I was hoping to find some tips in this thread. I've got a Moby, and I've used it for an older baby (who could hold her head up), but it is NOT working for my 10-day old son. I have tried to use it 4 times so far, and end up in tears every time (I know some of this is postpartum hormones, but still). I'm so frustrated. I have watched at least 10 YouTube videos, but all of them demonstrate with dolls, stuffed animals, or older children. My boy is so wobbly-necked (naturally) and he just curls up into a little ball, chin to chest, every time I try. No matter how tight or high I tie it (I'm 5'10" tall, so tying it at my bellybutton is way too low). He sinks and curls or arches his neck and head up out of it. Or it's too tight and I can't get his butt and legs in there in a way that leaves him facing me the way the picture of "hug hold" shows.

Any way I do it looks wrong; I worry his breathing is compromised. The Kangaroo Carry hold worked yesterday (which is one where you need a second pair of hands to tie it while you hold a sleeping baby upright to your chest), but my husband isn't home to tie it on me today and so I feel trapped and like a failure. The only other carrier I have is a pouch sling, and he drowns in that, too.


----------



## SubliminalDarkness (Sep 9, 2009)

*hugs* I'm sorry you're struggling! Are you putting him upright, not in a cradle hold? How high is he on your chest? I would try to have his head resting on top of your breasts. He should be almost at your neck. Are you pre-tying first and then sliding him into it? It needs to be quite tight to support him, that's why the stretchy wraps are so helpful with little ones.


----------



## bwaybaby918 (Oct 17, 2009)

Try these videos:











The second one is a wrap carry like most people use with the Moby. It's okay if he wants to stay curled up, just make sure he isn't chin to chest and you can get 2 fingers between his chin and chest. His feet can go through the crossed straps OR just support under his bum if you feel he is uncomfortable having his legs slightly straddled.

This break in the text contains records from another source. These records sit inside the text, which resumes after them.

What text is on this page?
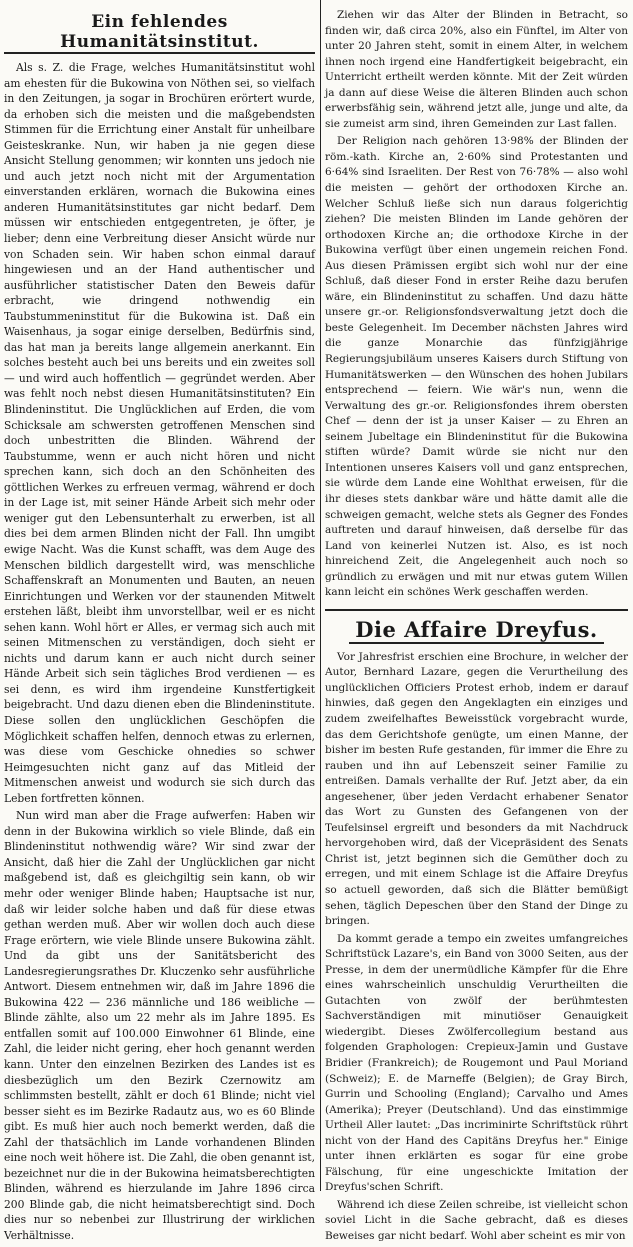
Ein fehlendes Humanitätsinstitut.

Als s. Z. die Frage, welches Humanitätsinstitut wohl am ehesten für die Bukowina von Nöthen sei, so vielfach in den Zeitungen, ja sogar in Brochüren erörtert wurde, da erhoben sich die meisten und die maßgebendsten Stimmen für die Errichtung einer Anstalt für unheilbare Geisteskranke. Nun, wir haben ja nie gegen diese Ansicht Stellung genommen; wir konnten uns jedoch nie und auch jetzt noch nicht mit der Argumentation einverstanden erklären, wornach die Bukowina eines anderen Humanitätsinstitutes gar nicht bedarf. Dem müssen wir entschieden entgegentreten, je öfter, je lieber; denn eine Verbreitung dieser Ansicht würde nur von Schaden sein. Wir haben schon einmal darauf hingewiesen und an der Hand authentischer und ausführlicher statistischer Daten den Beweis dafür erbracht, wie dringend nothwendig ein Taubstummeninstitut für die Bukowina ist. Daß ein Waisenhaus, ja sogar einige derselben, Bedürfnis sind, das hat man ja bereits lange allgemein anerkannt. Ein solches besteht auch bei uns bereits und ein zweites soll — und wird auch hoffentlich — gegründet werden. Aber was fehlt noch nebst diesen Humanitätsinstituten? Ein Blindeninstitut. Die Unglücklichen auf Erden, die vom Schicksale am schwersten getroffenen Menschen sind doch unbestritten die Blinden. Während der Taubstumme, wenn er auch nicht hören und nicht sprechen kann, sich doch an den Schönheiten des göttlichen Werkes zu erfreuen vermag, während er doch in der Lage ist, mit seiner Hände Arbeit sich mehr oder weniger gut den Lebensunterhalt zu erwerben, ist all dies bei dem armen Blinden nicht der Fall. Ihn umgibt ewige Nacht. Was die Kunst schafft, was dem Auge des Menschen bildlich dargestellt wird, was menschliche Schaffenskraft an Monumenten und Bauten, an neuen Einrichtungen und Werken vor der staunenden Mitwelt erstehen läßt, bleibt ihm unvorstellbar, weil er es nicht sehen kann. Wohl hört er Alles, er vermag sich auch mit seinen Mitmenschen zu verständigen, doch sieht er nichts und darum kann er auch nicht durch seiner Hände Arbeit sich sein tägliches Brod verdienen — es sei denn, es wird ihm irgendeine Kunstfertigkeit beigebracht. Und dazu dienen eben die Blindeninstitute. Diese sollen den unglücklichen Geschöpfen die Möglichkeit schaffen helfen, dennoch etwas zu erlernen, was diese vom Geschicke ohnedies so schwer Heimgesuchten nicht ganz auf das Mitleid der Mitmenschen anweist und wodurch sie sich durch das Leben fortfretten können.

Nun wird man aber die Frage aufwerfen: Haben wir denn in der Bukowina wirklich so viele Blinde, daß ein Blindeninstitut nothwendig wäre? Wir sind zwar der Ansicht, daß hier die Zahl der Unglücklichen gar nicht maßgebend ist, daß es gleichgiltig sein kann, ob wir mehr oder weniger Blinde haben; Hauptsache ist nur, daß wir leider solche haben und daß für diese etwas gethan werden muß. Aber wir wollen doch auch diese Frage erörtern, wie viele Blinde unsere Bukowina zählt. Und da gibt uns der Sanitätsbericht des Landesregierungsrathes Dr. Kluczenko sehr ausführliche Antwort. Diesem entnehmen wir, daß im Jahre 1896 die Bukowina 422 — 236 männliche und 186 weibliche — Blinde zählte, also um 22 mehr als im Jahre 1895. Es entfallen somit auf 100.000 Einwohner 61 Blinde, eine Zahl, die leider nicht gering, eher hoch genannt werden kann. Unter den einzelnen Bezirken des Landes ist es diesbezüglich um den Bezirk Czernowitz am schlimmsten bestellt, zählt er doch 61 Blinde; nicht viel besser sieht es im Bezirke Radautz aus, wo es 60 Blinde gibt. Es muß hier auch noch bemerkt werden, daß die Zahl der thatsächlich im Lande vorhandenen Blinden eine noch weit höhere ist. Die Zahl, die oben genannt ist, bezeichnet nur die in der Bukowina heimatsberechtigten Blinden, während es hierzulande im Jahre 1896 circa 200 Blinde gab, die nicht heimatsberechtigt sind. Doch dies nur so nebenbei zur Illustrirung der wirklichen Verhältnisse.

Ziehen wir das Alter der Blinden in Betracht, so finden wir, daß circa 20%, also ein Fünftel, im Alter von unter 20 Jahren steht, somit in einem Alter, in welchem ihnen noch irgend eine Handfertigkeit beigebracht, ein Unterricht ertheilt werden könnte. Mit der Zeit würden ja dann auf diese Weise die älteren Blinden auch schon erwerbsfähig sein, während jetzt alle, junge und alte, da sie zumeist arm sind, ihren Gemeinden zur Last fallen.

Der Religion nach gehören 13·98% der Blinden der röm.-kath. Kirche an, 2·60% sind Protestanten und 6·64% sind Israeliten. Der Rest von 76·78% — also wohl die meisten — gehört der orthodoxen Kirche an. Welcher Schluß ließe sich nun daraus folgerichtig ziehen? Die meisten Blinden im Lande gehören der orthodoxen Kirche an; die orthodoxe Kirche in der Bukowina verfügt über einen ungemein reichen Fond. Aus diesen Prämissen ergibt sich wohl nur der eine Schluß, daß dieser Fond in erster Reihe dazu berufen wäre, ein Blindeninstitut zu schaffen. Und dazu hätte unsere gr.-or. Religionsfondsverwaltung jetzt doch die beste Gelegenheit. Im December nächsten Jahres wird die ganze Monarchie das fünfzigjährige Regierungsjubiläum unseres Kaisers durch Stiftung von Humanitätswerken — den Wünschen des hohen Jubilars entsprechend — feiern. Wie wär's nun, wenn die Verwaltung des gr.-or. Religionsfondes ihrem obersten Chef — denn der ist ja unser Kaiser — zu Ehren an seinem Jubeltage ein Blindeninstitut für die Bukowina stiften würde? Damit würde sie nicht nur den Intentionen unseres Kaisers voll und ganz entsprechen, sie würde dem Lande eine Wohlthat erweisen, für die ihr dieses stets dankbar wäre und hätte damit alle die schweigen gemacht, welche stets als Gegner des Fondes auftreten und darauf hinweisen, daß derselbe für das Land von keinerlei Nutzen ist. Also, es ist noch hinreichend Zeit, die Angelegenheit auch noch so gründlich zu erwägen und mit nur etwas gutem Willen kann leicht ein schönes Werk geschaffen werden.

Die Affaire Dreyfus.

Vor Jahresfrist erschien eine Brochure, in welcher der Autor, Bernhard Lazare, gegen die Verurtheilung des unglücklichen Officiers Protest erhob, indem er darauf hinwies, daß gegen den Angeklagten ein einziges und zudem zweifelhaftes Beweisstück vorgebracht wurde, das dem Gerichtshofe genügte, um einen Manne, der bisher im besten Rufe gestanden, für immer die Ehre zu rauben und ihn auf Lebenszeit seiner Familie zu entreißen. Damals verhallte der Ruf. Jetzt aber, da ein angesehener, über jeden Verdacht erhabener Senator das Wort zu Gunsten des Gefangenen von der Teufelsinsel ergreift und besonders da mit Nachdruck hervorgehoben wird, daß der Vicepräsident des Senats Christ ist, jetzt beginnen sich die Gemüther doch zu erregen, und mit einem Schlage ist die Affaire Dreyfus so actuell geworden, daß sich die Blätter bemüßigt sehen, täglich Depeschen über den Stand der Dinge zu bringen.

Da kommt gerade a tempo ein zweites umfangreiches Schriftstück Lazare's, ein Band von 3000 Seiten, aus der Presse, in dem der unermüdliche Kämpfer für die Ehre eines wahrscheinlich unschuldig Verurtheilten die Gutachten von zwölf der berühmtesten Sachverständigen mit minutiöser Genauigkeit wiedergibt. Dieses Zwölfercollegium bestand aus folgenden Graphologen: Crepieux-Jamin und Gustave Bridier (Frankreich); de Rougemont und Paul Moriand (Schweiz); E. de Marneffe (Belgien); de Gray Birch, Gurrin und Schooling (England); Carvalho und Ames (Amerika); Preyer (Deutschland). Und das einstimmige Urtheil Aller lautet: „Das incriminirte Schriftstück rührt nicht von der Hand des Capitäns Dreyfus her." Einige unter ihnen erklärten es sogar für eine grobe Fälschung, für eine ungeschickte Imitation der Dreyfus'schen Schrift.

Während ich diese Zeilen schreibe, ist vielleicht schon soviel Licht in die Sache gebracht, daß es dieses Beweises gar nicht bedarf. Wohl aber scheint es mir von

A pouch sling is not going to be the best alternative if he needs that kind of support...they are not as adjustable. I will tell you that I also cried and almost burned my ring sling when I first started it, but you DO get the hang of it...I promise.

You might feel more comfortable doing a wrap like the first video, where it is not pretied and you tie it to the tightness you desire after the baby is in the hold.

Good luck!


----------



## Neuromancer (Jan 15, 2008)

I've been trying "Hug Hold," not a cradle hold, but maybe I really do need to tie it even tighter. I'll try it. The rule of thumb I've heard is that I need to be able to kiss his head without straining (that's how high he should be).

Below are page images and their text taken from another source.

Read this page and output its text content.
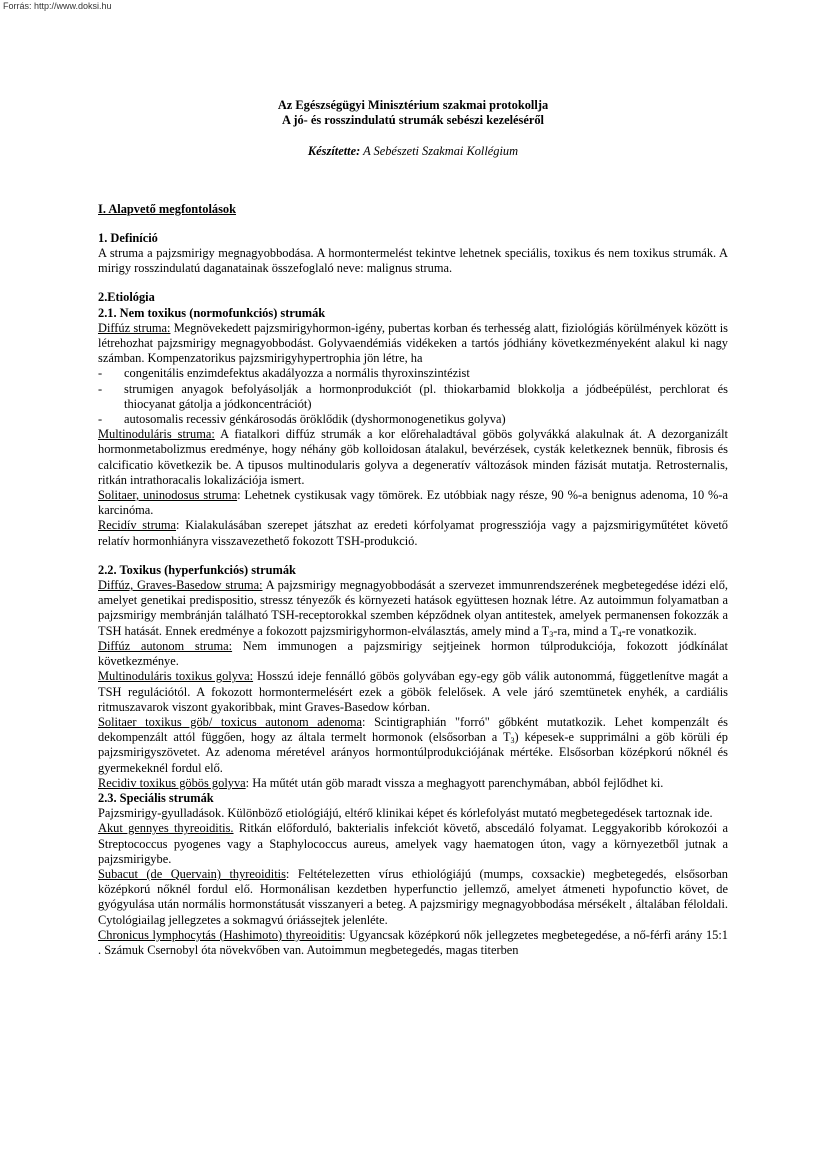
Forrás: http://www.doksi.hu
Az Egészségügyi Minisztérium szakmai protokollja
A jó- és rosszindulatú strumák sebészi kezeléséről
Készítette: A Sebészeti Szakmai Kollégium
I. Alapvető megfontolások
1. Definíció

A struma a pajzsmirigy megnagyobbodása. A hormontermelést tekintve lehetnek speciális, toxikus és nem toxikus strumák. A mirigy rosszindulatú daganatainak összefoglaló neve: malignus struma.

2.Etiológia
2.1. Nem toxikus (normofunkciós) strumák

Diffúz struma: Megnövekedett pajzsmirigyhormon-igény, pubertas korban és terhesség alatt, fiziológiás körülmények között is létrehozhat pajzsmirigy megnagyobbodást. Golyvaendémiás vidékeken a tartós jódhiány következményeként alakul ki nagy számban. Kompenzatorikus pajzsmirigyhypertrophia jön létre, ha

- congenitális enzimdefektus akadályozza a normális thyroxinszintézist
- strumigen anyagok befolyásolják a hormonprodukciót (pl. thiokarbamid blokkolja a jódbeépülést, perchlorat és thiocyanat gátolja a jódkoncentrációt)
- autosomalis recessiv génkárosodás öröklődik (dyshormonogenetikus golyva)

Multinoduláris struma: A fiatalkori diffúz strumák a kor előrehaladtával göbös golyvákká alakulnak át. A dezorganizált hormonmetabolizmus eredménye, hogy néhány göb kolloidosan átalakul, bevérzések, cysták keletkeznek bennük, fibrosis és calcificatio következik be. A tipusos multinodularis golyva a degeneratív változások minden fázisát mutatja. Retrosternalis, ritkán intrathoracalis lokalizációja ismert.

Solitaer, uninodosus struma: Lehetnek cystikusak vagy tömörek. Ez utóbbiak nagy része, 90 %-a benignus adenoma, 10 %-a karcinóma.

Recidív struma: Kialakulásában szerepet játszhat az eredeti kórfolyamat progressziója vagy a pajzsmirigyműtétet követő relatív hormonhiányra visszavezethető fokozott TSH-produkció.

2.2. Toxikus (hyperfunkciós) strumák

Diffúz, Graves-Basedow struma: A pajzsmirigy megnagyobbodását a szervezet immunrendszerének megbetegedése idézi elő, amelyet genetikai predispositio, stressz tényezők és környezeti hatások együttesen hoznak létre. Az autoimmun folyamatban a pajzsmirigy membránján található TSH-receptorokkal szemben képződnek olyan antitestek, amelyek permanensen fokozzák a TSH hatását. Ennek eredménye a fokozott pajzsmirigyhormon-elválasztás, amely mind a $T_3-ra$, mind a $T_4-re$ vonatkozik.

Diffúz autonom struma: Nem immunogen a pajzsmirigy sejtjeinek hormon túlprodukciója, fokozott jódkínálat következménye.

Multinoduláris toxikus golyva: Hosszú ideje fennálló göbös golyvában egy-egy göb válik autonommá, függetlenítve magát a TSH regulációtól. A fokozott hormontermelésért ezek a göbök felelősek. A vele járó szemtünetek enyhék, a cardiális ritmuszavarok viszont gyakoribbak, mint Graves-Basedow kórban.

Solitaer toxikus göb/ toxicus autonom adenoma: Scintigraphián "forró" gőbként mutatkozik. Lehet kompenzált és dekompenzált attól függően, hogy az általa termelt hormonok (elsősorban a $T_3$) képesek-e supprimálni a göb körüli ép pajzsmirigyszövetet. Az adenoma méretével arányos hormontúlprodukciójának mértéke. Elsősorban középkorú nőknél és gyermekeknél fordul elő.

Recidiv toxikus göbös golyva: Ha műtét után göb maradt vissza a meghagyott parenchymában, abból fejlődhet ki.

2.3. Speciális strumák

Pajzsmirigy-gyulladások. Különböző etiológiájú, eltérő klinikai képet és kórlefolyást mutató megbetegedések tartoznak ide.

Akut gennyes thyreoiditis. Ritkán előforduló, bakterialis infekciót követő, abscedáló folyamat. Leggyakoribb kórokozói a Streptococcus pyogenes vagy a Staphylococcus aureus, amelyek vagy haematogen úton, vagy a környezetből jutnak a pajzsmirigybe.

Subacut (de Quervain) thyreoiditis: Feltételezetten vírus ethiológiájú (mumps, coxsackie) megbetegedés, elsősorban középkorú nőknél fordul elő. Hormonálisan kezdetben hyperfunctio jellemző, amelyet átmeneti hypofunctio követ, de gyógyulása után normális hormonstátusát visszanyeri a beteg. A pajzsmirigy megnagyobbodása mérsékelt , általában féloldali. Cytológiailag jellegzetes a sokmagvú óriássejtek jelenléte.

Chronicus lymphocytás (Hashimoto) thyreoiditis: Ugyancsak középkorú nők jellegzetes megbetegedése, a nő-férfi arány 15:1 . Számuk Csernobyl óta növekvőben van. Autoimmun megbetegedés, magas titerben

It's okay for me to have his legs out when he's this young? I thought I had to have them tucked inside.

And I'll watch those videos. Thanks!


----------



## bwaybaby918 (Oct 17, 2009)

It's okay for his legs to be out...(i.e. going through the "x" when you put him in) as long as you are not pulling them beyond what is comfortable for him. There are some (Babywearing Institute-trained) who would actually say that there is research that the newborn's legs should ALWAYS be out of the carrier and never in a pocket for proper spine development. His bum should be seated the deepest in the carrier, with his legs froggied up knees higher than his butt, and you can have his legs through the x and out, as pictured in the video...and that is a tiny newborn in that video. Try it and good luck!


----------



## Neuromancer (Jan 15, 2008)

Thanks for the advice and information. Those videos seem really useful, too. It's great to see the demonstration on a 1-month old instead of a stuffed rabbit!

I appreciate your help so much!!


----------



## MysticAmber (Apr 7, 2011)

Quote:


> Originally Posted by *bwaybaby918*
> 
> Try these videos:


THANK YOU for those links! They saved me a post - my son is still super small (not even 7 pounds yet) and the moby wasn't working for us. I have something new to try!


----------



## megannt (Oct 28, 2010)

I agree that the moby is by far the best one for newborns. I miss it!! Wrap it tighter than you think at first, before you put the baby in. I wrapped mine pretty tight, but I think that is something my little one loved about it. My husband always thought I was squishing her  but she would let me know if she was uncomfortable. Keep trying with the moby, it really is the best for those tiny little ones.


----------